Emily Brontë se mudou com a família para Haworth antes mesmo de completar 2 anos de idade. Em Emily Brontë (1978), sua biografia da romancista, Winifred Gérin observa que de todas as influências ao longo da vida de Emily, “a paisagem de Haworth teve o maior efeito em estimular sua mente e moldar seu caráter” (1978, p. 1-2). Ela também foi uma criança muito amada: o nascimento de Anne em 1820 marcou o início da amizade que desaguaria em uma parceria criativa que se estenderia ao longo de toda a vida. Ao longo do período em que Maria Brontë, a mãe das crianças, esteve doente, Charlotte e Branwell receberam os cuidados das irmãs mais velhas, Maria e Elizabeth. Emily e Anne, por sua vez, receberam as atenções de Sarah Garrs, criada do Presbitério. Com a morte da mãe e a chegada da austera tia Branwell, os irmãos se uniram em um processo que Gérin chamou de “interdependência,” expressa não apenas em seus afetos, mas em suas vidas criativas, incentivadas pelo Reverendo Patrick Brontë desde muito cedo.

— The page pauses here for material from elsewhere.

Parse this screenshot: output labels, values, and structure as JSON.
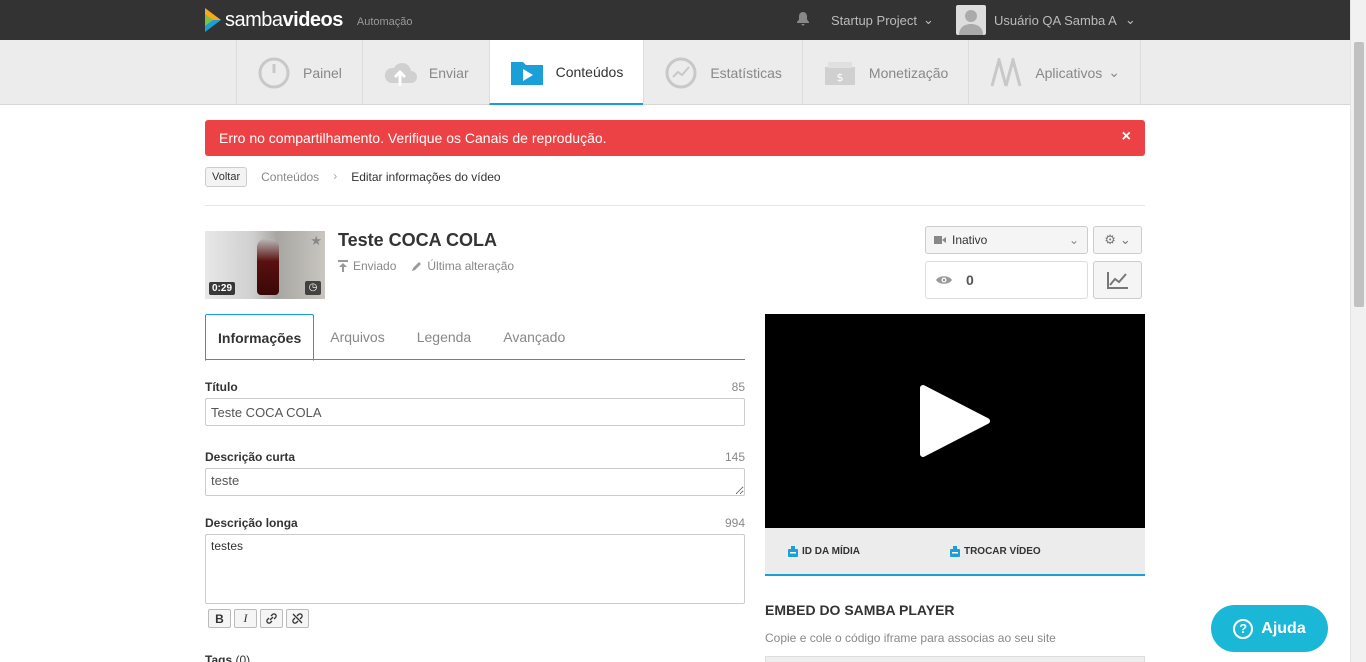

Diferente do homem rígido, austero e distante do filme de O’Connor, Patrick tinha uma relação próxima com os filhos. Um acadêmico ostensivamente autodidata e grande defensor da educação básica universal, Patrick era um pai afetuoso, se assoberbado pelas tarefas de sua paróquia, e sempre incentivou os empreendimentos criativos e acadêmicos dos filhos. Gérin argumenta que não há dúvida que “dentre as influências humanas, a de seu pai foi a mais duradoura [para Emily]”. Ele foi a inspiração não apenas do amor de Emily pelo mundo natural, mas também da expressão deste por meio da poesia.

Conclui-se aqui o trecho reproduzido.